Update::table("posts")
    .set("score", 0i64)
    .where_gt("score", 10i64)
    .execute_no_return(&pool)
    .await?;

Update supports the same .where_*() methods as Select.

Delete

Delete::from("posts")
    .where_eq("id", post_id)
    .execute(&pool)
    .await?;

A DELETE without any .where_*() conditions logs a warning, since deleting all rows is usually unintentional.

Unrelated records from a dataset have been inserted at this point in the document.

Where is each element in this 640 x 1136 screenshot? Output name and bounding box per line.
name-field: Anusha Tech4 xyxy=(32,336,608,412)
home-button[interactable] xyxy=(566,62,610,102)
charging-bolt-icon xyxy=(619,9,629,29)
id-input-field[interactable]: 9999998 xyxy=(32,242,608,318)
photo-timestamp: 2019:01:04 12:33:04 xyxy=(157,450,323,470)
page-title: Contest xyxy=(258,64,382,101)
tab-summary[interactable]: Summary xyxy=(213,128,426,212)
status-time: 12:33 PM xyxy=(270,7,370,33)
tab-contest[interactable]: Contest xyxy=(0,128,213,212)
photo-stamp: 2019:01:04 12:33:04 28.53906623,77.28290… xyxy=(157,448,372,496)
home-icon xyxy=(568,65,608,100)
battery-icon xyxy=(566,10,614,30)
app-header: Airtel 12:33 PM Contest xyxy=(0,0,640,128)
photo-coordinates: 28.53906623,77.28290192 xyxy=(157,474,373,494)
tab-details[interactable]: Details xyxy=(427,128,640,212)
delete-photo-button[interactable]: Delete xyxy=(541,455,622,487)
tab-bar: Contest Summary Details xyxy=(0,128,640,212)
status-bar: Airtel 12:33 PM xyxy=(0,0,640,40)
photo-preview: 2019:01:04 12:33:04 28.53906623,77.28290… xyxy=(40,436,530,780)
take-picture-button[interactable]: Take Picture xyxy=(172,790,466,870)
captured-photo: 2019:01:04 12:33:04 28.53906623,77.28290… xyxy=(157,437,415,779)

Delete supports the same .where_*() methods as Select.

Builder vs query! macros

Use the query builder when:

  • The query structure varies at runtime (optional filters, dynamic sorting)
  • You want CRUD operations without writing raw SQL
  • You are building model methods (find_by_id, create, update, delete)

Use query! macros when:

  • The query is a fixed string known at compile time
  • You need joins, subqueries, aggregations, or other complex SQL
  • You want SQLx compile-time verification against your database schema

Both approaches use parameterized binding -- neither is vulnerable to SQL injection.

Complete model example

A model with all five standard CRUD methods using the query builder:

use blixt::prelude::*;
use sqlx::types::chrono::{DateTime, Utc};

const TABLE: &str = "posts";
const COLUMNS: &[&str] = &["id", "title", "published", "created_at", "updated_at"];

#[derive(Debug, FromRow, Serialize, Deserialize)]
pub struct Post {
    pub id: i64,
    pub title: String,
    pub published: bool,
    pub created_at: DateTime<Utc>,
    pub updated_at: DateTime<Utc>,
}

impl Post {
    pub async fn find_by_id(pool: &DbPool, id: i64) -> Result<Self> {
        Select::from(TABLE).columns(COLUMNS).where_eq("id", id)
            .fetch_one::<Self>(pool).await
    }

    pub async fn find_all(pool: &DbPool) -> Result<Vec<Self>> {
        Select::from(TABLE).columns(COLUMNS).order_by("id", Order::Desc)
            .fetch_all::<Self>(pool).await
    }

    pub async fn create(pool: &DbPool, title: &str, published: bool) -> Result<Self> {
        Insert::into(TABLE)
            .set("title", title)
            .set("published", published)
            .returning::<Self>(COLUMNS)
            .execute(pool).await
    }

    pub async fn update(pool: &DbPool, id: i64, title: &str, published: bool) -> Result<Self> {
        Update::table(TABLE)
            .set("title", title)
            .set("published", published)
            .set_timestamp("updated_at")
            .where_eq("id", id)
            .returning::<Self>(COLUMNS)
            .execute(pool).await
    }

    pub async fn delete(pool: &DbPool, id: i64) -> Result<()> {
        Delete::from(TABLE).where_eq("id", id).execute(pool).await
    }
}

This is the same pattern that blixt generate model produces. The TABLE and COLUMNS constants keep column lists in sync between methods. find_by_id returns Error::NotFound (HTTP 404) when no row matches, while find_all returns an empty vec.